Историки до сих пор не могут придти к согласию в вопросе, какова была основная цель интервенции союзников в России после захвата власти большевиками в октябре 1917 г. [159] Советские историки, а также некоторые историки с левыми взглядами изображают вторжение, осуществлявшееся с трех сторон — из Сибири на востоке, Украины на юге и Мурманска и Архангельска на севере, — как грубую попытку западных империалистических держав свергнуть новое революционное русское правительство, восстановить царский режим и подчинить российскую территорию и ее природные богатства своему полуколониальному господству.
159
Из недавно опубликованных работ стоит отметить следующую: Kinvig С. Churchill's Crusade: The British Invasion of Russia 1918-1920. London: Hambledon Continuum, 2006. Лучшей дипломатической историей до сих пор остается: Ullman R.H. Anglo-Soviet relations, 1917-1921, 3 vols. Princeton: Princeton University Press, 1961-1972. Что касается военных действий, см. исследование, использующее ряд советских материалов и личных свидетельств союзных офицеров: Dobson С., Miller J. The Day We Almost Bombed Moscow.

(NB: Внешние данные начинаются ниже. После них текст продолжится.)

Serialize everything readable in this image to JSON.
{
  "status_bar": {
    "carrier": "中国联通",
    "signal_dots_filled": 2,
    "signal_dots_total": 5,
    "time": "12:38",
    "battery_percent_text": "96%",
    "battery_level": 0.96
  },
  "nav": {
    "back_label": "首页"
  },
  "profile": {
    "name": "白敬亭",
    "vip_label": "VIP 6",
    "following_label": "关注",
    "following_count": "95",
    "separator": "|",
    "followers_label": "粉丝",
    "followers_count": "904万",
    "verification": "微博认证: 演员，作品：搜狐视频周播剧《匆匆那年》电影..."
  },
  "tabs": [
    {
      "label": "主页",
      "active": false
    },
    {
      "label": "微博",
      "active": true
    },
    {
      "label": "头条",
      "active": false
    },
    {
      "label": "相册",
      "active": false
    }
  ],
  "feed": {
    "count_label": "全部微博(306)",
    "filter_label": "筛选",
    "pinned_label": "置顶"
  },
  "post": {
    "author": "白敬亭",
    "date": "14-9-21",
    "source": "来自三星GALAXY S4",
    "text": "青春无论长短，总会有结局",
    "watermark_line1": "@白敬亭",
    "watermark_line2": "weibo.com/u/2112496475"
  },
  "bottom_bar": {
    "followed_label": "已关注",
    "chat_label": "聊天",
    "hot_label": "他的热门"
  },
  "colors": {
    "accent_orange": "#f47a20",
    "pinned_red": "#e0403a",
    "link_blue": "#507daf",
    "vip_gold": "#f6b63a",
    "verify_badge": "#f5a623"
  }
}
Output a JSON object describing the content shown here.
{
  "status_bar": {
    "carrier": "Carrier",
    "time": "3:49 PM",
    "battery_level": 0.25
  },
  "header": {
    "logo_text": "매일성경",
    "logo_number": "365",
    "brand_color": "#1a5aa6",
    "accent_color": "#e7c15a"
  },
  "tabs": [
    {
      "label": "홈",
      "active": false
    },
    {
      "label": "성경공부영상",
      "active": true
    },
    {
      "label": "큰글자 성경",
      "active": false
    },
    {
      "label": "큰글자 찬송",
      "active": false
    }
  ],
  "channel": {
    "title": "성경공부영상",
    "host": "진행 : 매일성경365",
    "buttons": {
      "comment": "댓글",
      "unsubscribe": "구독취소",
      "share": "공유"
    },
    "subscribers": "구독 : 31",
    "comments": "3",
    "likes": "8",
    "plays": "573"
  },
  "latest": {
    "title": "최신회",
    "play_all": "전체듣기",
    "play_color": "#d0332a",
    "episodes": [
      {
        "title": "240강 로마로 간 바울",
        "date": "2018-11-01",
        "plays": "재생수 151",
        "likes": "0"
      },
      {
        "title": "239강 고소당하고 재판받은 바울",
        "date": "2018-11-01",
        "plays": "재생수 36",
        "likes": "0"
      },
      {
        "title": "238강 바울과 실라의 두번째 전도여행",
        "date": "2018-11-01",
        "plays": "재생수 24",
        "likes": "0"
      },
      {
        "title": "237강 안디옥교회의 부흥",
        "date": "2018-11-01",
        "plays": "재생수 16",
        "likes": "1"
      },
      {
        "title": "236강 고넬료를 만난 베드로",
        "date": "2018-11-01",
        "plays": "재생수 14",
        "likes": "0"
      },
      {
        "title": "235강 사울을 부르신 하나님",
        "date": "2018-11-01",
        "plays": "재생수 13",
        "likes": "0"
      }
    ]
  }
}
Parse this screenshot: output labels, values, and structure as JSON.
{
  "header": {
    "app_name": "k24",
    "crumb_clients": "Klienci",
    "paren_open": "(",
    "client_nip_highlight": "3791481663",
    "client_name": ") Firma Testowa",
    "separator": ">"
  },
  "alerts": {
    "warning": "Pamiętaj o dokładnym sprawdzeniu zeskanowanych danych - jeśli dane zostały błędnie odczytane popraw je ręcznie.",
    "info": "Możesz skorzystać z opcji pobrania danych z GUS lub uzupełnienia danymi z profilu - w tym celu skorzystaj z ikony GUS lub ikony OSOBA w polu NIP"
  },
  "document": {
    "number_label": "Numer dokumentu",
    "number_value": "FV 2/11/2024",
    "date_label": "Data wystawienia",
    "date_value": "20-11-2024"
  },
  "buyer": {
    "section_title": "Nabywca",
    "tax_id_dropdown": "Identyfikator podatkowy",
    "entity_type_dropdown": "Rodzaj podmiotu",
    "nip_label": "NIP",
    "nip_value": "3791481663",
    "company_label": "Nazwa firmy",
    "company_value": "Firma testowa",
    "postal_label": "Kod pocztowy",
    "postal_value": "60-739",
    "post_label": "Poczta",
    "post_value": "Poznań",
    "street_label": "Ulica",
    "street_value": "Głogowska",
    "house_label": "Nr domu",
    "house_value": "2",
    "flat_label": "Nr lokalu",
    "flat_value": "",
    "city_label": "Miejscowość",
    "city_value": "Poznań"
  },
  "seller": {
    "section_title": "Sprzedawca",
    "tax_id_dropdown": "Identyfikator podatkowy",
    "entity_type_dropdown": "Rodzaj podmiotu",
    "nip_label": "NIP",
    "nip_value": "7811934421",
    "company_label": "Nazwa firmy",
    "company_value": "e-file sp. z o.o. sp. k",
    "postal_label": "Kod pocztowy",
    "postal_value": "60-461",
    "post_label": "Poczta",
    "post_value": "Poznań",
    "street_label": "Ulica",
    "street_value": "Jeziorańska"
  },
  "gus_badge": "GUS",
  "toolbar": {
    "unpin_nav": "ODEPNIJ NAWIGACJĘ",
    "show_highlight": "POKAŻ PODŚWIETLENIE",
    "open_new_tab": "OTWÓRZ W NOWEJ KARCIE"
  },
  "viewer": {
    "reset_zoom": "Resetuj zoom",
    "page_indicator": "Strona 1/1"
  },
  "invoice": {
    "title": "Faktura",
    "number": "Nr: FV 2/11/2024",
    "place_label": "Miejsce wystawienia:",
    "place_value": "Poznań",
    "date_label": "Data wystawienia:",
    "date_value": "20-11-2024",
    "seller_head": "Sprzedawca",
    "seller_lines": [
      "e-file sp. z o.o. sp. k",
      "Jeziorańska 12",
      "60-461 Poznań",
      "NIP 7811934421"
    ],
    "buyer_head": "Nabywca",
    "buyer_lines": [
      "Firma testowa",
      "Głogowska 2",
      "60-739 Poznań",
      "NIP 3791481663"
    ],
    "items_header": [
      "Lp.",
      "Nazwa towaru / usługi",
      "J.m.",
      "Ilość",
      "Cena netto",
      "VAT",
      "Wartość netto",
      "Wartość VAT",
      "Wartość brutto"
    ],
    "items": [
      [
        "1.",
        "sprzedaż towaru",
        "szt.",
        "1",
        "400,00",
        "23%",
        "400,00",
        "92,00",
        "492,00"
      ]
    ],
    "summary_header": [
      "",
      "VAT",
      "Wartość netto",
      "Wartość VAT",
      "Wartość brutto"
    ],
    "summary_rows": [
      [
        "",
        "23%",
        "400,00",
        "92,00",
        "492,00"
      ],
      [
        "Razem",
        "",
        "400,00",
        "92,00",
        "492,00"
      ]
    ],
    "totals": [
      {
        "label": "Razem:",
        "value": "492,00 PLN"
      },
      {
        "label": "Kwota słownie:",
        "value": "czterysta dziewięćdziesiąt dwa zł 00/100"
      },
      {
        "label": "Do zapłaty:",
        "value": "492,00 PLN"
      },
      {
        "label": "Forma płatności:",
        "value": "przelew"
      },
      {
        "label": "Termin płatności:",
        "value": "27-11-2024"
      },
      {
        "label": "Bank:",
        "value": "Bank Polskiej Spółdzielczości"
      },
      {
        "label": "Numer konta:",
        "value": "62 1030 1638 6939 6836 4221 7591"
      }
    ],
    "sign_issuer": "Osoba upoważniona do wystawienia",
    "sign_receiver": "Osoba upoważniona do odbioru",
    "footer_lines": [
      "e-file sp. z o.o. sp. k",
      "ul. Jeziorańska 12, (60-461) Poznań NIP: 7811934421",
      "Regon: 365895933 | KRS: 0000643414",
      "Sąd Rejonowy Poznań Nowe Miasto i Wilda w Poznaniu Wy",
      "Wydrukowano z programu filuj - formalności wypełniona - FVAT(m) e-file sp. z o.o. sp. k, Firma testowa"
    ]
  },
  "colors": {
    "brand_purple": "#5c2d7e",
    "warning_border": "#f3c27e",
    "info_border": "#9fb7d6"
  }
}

London: Hodder and Stoughton, 1986. Другие работы см. в следующих ссылках.
Другие ученые считают, что интервенция представляла собой развитие обоснованной и успешной стратегии государств Антанты, которые стремились сохранить Восточный фронт в войне с Германией после того, как в марте 1918 г. Ленин заключил с кайзером Брест-Литовский мир. Эта точка зрения предполагает, что капитуляция Германии в ноябре 1918 г. на несколько месяцев оставила экспедиционные силы «в подвешенном состоянии», без каких-либо указаний или целей. В это время отдельные руководители из числа ярых врагов большевизма, в частности Уинстон Черчилль (назначенный 10 января 1919 г. военным министром Британии) и некоторые высшие британские офицеры в России, использовали свои силы в гораздо большем объеме, чем планировалось изначально, для помощи белому движению (политическим и социальным группам, выступившим против революции) в надежде отобрать власть у красных до того, как британское и другие союзные правительства прикажут вывести войска. Согласно этой позиции, у союзников никогда не было намерений вести войну против большевиков.